“Why do I still suck?” It’s a common question. One that I’ve been answering for far too many years! Despite the negative connotation, there is a positive to the question if you’re asking it–you care about your progress.
I generally answer with another question: “But do you suck?”
Yes, training was really difficult and it almost feels like your first week of training, every week! Take a moment to reflect on where you’re at, though. Would you have been able to complete that week of training with that technique and intensity three months ago? No, even if you’ve already been training with us for five years.
You are fitter now than you were three months ago. That means you’re able to do more work for a given amount of time, and it sucks when you’re doing that. It’s uncomfortable and it hurts. You aren’t going backwards, you’re just able to push yourself more.
Our programming is also progressive by design. That means it gets progressively more challenging–more load, more reps, more technical. Just one year ago I couldn’t program strict pull-ups for the L1 (fitness-base) track of our programming. Now, I have to!
I won’t let you adapt to the stimulus. Everytime you feel like you’re starting to “get there,” I’ll hand you a simple rowing and sled workout that will have you on your ass in less than 5 minutes. And that’s when you might feel like you’re going backwards, or that you still suck. You aren’t, it’s harder because you’re fitter.

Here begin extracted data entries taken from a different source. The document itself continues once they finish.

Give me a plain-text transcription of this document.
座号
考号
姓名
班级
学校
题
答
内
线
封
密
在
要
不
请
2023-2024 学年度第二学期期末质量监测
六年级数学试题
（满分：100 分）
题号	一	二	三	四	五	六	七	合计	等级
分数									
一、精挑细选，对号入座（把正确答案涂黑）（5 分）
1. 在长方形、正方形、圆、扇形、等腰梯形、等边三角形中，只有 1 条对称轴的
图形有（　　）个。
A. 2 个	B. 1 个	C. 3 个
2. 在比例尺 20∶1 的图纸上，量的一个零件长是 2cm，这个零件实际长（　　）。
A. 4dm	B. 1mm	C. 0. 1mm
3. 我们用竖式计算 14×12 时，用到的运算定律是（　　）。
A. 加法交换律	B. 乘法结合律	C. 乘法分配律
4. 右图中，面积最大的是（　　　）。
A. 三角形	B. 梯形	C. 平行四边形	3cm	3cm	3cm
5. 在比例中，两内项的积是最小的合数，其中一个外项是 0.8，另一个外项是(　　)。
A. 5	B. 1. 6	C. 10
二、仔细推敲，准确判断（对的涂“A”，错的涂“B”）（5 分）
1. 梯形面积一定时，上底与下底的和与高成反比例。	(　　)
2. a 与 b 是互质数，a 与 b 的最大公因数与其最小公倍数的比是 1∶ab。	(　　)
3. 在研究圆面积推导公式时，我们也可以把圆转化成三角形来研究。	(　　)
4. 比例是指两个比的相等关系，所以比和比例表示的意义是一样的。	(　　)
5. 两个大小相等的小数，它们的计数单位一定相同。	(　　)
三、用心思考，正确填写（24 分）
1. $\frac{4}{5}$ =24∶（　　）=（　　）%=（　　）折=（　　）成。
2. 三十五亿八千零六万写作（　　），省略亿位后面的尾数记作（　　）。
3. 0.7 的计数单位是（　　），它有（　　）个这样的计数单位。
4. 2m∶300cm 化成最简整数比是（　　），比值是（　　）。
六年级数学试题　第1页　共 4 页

There’s also something really cool that’s driving your improvement. Greg Glassman, the founder of CrossFit, said that “the magic is in the movement.” He was referring to the movements we program. But I also think that the magic is in the people. The people are uplifting–they push you to be better.
So no, you don’t suck and you aren’t going backwards. Unless of course you’re eating shit, not sleeping, and scaling poorly in training.
This outlook requires a shift in mindset. Reflect on the good instead of focusing on what doesn’t feel so good. Be grateful for what you are able to do instead of focusing on what you ‘can’t’ do yet.